Resultados da crise já refletem na balança exportadora brasileira

A empresa, que exporta carne suína e de aves, nunca teve problemas com plantas  embargadas pelo serviço fitossanitário russo, mas agora vê suas vendas caírem das 5 mil toneladas, em outubro, para 1,5 mil, em novembro Foto: Reuters

A empresa, que exporta carne suína e de aves, nunca teve problemas com plantas embargadas pelo serviço fitossanitário russo, mas agora vê suas vendas caírem das 5 mil toneladas, em outubro, para 1,5 mil, em novembro Foto: Reuters

Retração das exportações é generalizada e regular, e sem boas expectativas no curto prazo.
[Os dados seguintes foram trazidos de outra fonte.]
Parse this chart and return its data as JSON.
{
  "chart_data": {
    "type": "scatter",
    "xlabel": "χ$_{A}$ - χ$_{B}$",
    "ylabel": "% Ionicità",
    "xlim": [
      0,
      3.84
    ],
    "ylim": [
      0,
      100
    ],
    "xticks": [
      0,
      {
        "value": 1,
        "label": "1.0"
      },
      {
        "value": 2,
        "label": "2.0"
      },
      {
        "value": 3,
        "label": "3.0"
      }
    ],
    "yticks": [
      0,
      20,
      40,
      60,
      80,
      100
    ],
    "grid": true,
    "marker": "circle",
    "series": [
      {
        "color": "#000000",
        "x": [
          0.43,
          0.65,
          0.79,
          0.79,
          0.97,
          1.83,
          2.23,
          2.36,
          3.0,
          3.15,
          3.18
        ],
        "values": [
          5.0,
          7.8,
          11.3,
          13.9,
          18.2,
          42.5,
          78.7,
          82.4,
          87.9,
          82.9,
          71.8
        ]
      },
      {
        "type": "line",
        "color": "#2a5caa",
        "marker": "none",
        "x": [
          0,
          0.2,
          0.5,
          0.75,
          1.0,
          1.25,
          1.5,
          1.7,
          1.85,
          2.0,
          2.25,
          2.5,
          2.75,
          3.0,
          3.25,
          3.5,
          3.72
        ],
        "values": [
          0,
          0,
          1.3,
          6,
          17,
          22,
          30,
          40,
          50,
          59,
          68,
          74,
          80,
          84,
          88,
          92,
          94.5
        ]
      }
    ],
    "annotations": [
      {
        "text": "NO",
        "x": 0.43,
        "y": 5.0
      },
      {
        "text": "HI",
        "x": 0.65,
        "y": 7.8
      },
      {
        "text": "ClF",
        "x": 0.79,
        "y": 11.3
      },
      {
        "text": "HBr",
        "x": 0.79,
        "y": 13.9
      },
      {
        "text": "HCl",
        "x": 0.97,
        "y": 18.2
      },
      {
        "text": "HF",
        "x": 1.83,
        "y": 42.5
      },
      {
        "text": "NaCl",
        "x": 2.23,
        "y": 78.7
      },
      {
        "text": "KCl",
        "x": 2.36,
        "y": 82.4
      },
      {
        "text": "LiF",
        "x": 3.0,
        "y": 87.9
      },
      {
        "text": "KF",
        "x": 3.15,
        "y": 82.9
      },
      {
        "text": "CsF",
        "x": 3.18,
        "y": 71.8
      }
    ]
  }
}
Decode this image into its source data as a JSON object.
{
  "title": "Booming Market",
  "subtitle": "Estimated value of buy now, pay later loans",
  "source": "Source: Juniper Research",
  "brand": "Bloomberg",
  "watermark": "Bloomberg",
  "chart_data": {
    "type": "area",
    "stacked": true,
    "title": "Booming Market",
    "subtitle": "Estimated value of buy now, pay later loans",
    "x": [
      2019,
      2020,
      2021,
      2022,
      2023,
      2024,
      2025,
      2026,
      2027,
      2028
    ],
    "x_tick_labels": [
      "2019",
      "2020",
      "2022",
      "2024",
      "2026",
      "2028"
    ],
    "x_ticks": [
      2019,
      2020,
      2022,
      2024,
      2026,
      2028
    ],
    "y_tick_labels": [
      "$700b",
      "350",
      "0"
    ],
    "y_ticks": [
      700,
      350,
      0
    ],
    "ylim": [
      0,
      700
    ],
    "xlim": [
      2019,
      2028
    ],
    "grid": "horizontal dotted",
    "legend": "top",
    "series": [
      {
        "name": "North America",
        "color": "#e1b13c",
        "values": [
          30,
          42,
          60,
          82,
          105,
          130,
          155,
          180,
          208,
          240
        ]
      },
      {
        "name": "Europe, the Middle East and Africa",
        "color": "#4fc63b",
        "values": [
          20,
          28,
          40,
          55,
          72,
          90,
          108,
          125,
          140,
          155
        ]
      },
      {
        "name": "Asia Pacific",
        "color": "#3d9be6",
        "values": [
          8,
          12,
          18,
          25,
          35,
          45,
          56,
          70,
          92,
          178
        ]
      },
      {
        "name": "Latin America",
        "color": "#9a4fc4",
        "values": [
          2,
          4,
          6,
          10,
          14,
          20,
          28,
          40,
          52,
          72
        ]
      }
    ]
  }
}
Mesmo assim, os dois países apostam na parceria: novas plantas foram liberadas pela Rússia e o Brasil marca presença em feira moscovita.

Os 16 frigoríficos brasileiros que foram na semana passada participar da feira Prodexpo 2015, em Moscou, voltaram ao Brasil com a mesma perspectiva com a qual embarcaram para a feira: não há possibilidade de retomada firme das exportações, em queda acentuada, ainda mais com a crise russa sem solução à vista.

“Fomos estreitar os laços e assegurar nossa presença como parceiros, mas estávamos cientes do cenário delicado”, explicou Rui Vargas, vice-presidente da suínos da ABPA (Associação Brasileira de Proteína Animal).

O derretimento do rublo frente ao dólar, impulsionado pela queda da cotação do petróleo, e a redução nas exportações russas de gás (principal ativo exportador do país), além da dificuldade de captação de recursos no mercado internacional devido às sanções ocidentais, dão a medida do cenário iniciado em outubro.

Para o setor de carnes do Brasil, os resultados divulgados não são otimistas. As vendas de bovinos caíram de 36,8 mil em outubro (US$ 159,6 milhões) para 9,2 mil toneladas em janeiro.

A queda nas exportações de carne de frango alcançou os 33%, resultando em 4,8 mil toneladas, enquanto a suína chegou a 10,5 mil toneladas, metade do registrado no terceiro trimestre de 2014.

“Temos que admitir também que, com a perda de grau de investimento pelo país, os importadores começam a ter problemas com as garantias de pagamento, o que vem atrasando as negociações”, diz o gerente de exportações da Cooperativa Aurora, Dilvo Casagrande.

A empresa, que exporta carne suína e de aves, nunca teve problemas com plantas  embargadas pelo serviço fitossanitário russo, mas agora vê suas vendas caírem das 5 mil toneladas, em outubro, para 1,5 mil, em novembro, até atingir apenas 500 toneladas, em dezembro.

“O severo inverno da região dificulta a logística nessa época do ano”, explica o presidente da ABPA, Francisco Turra. Por essa razão, os compradores locais fazem estoque antecipadamente. Mesmo assim, o tombo é acentuado na comparação com outros períodos correspondentes.

“Claramente a crise afetou bruscamente a demanda”, afirma o analista da consultoria Informa Economics FNP, José Ferraz.

Isso no momento em que os estoques russos já devem estar baixos, segundo o executivo da Aurora. “Sabemos que, em carne suína, por exemplo, o mercado russo tem uma necessidade de 25 mil toneladas mensais, e em janeiro comprou menos da metade”, diz Casagrande.

Apesar da visível queda na balança exportadora, novas plantas foram habilitadas pelo serviço de inspeção russo no Brasil.

Mas, se o estado anormal da economia russa perdurar por muito mais tempo, a agroindústria de carnes brasileira vai ter problemas, já que o país é o principal importador do Brasil.

Por isso, a China passa a ser a nova aposta brasileira, em crescimento regular, mês a mês, e responsável por ter segurado uma retração maior das exportações em janeiro último.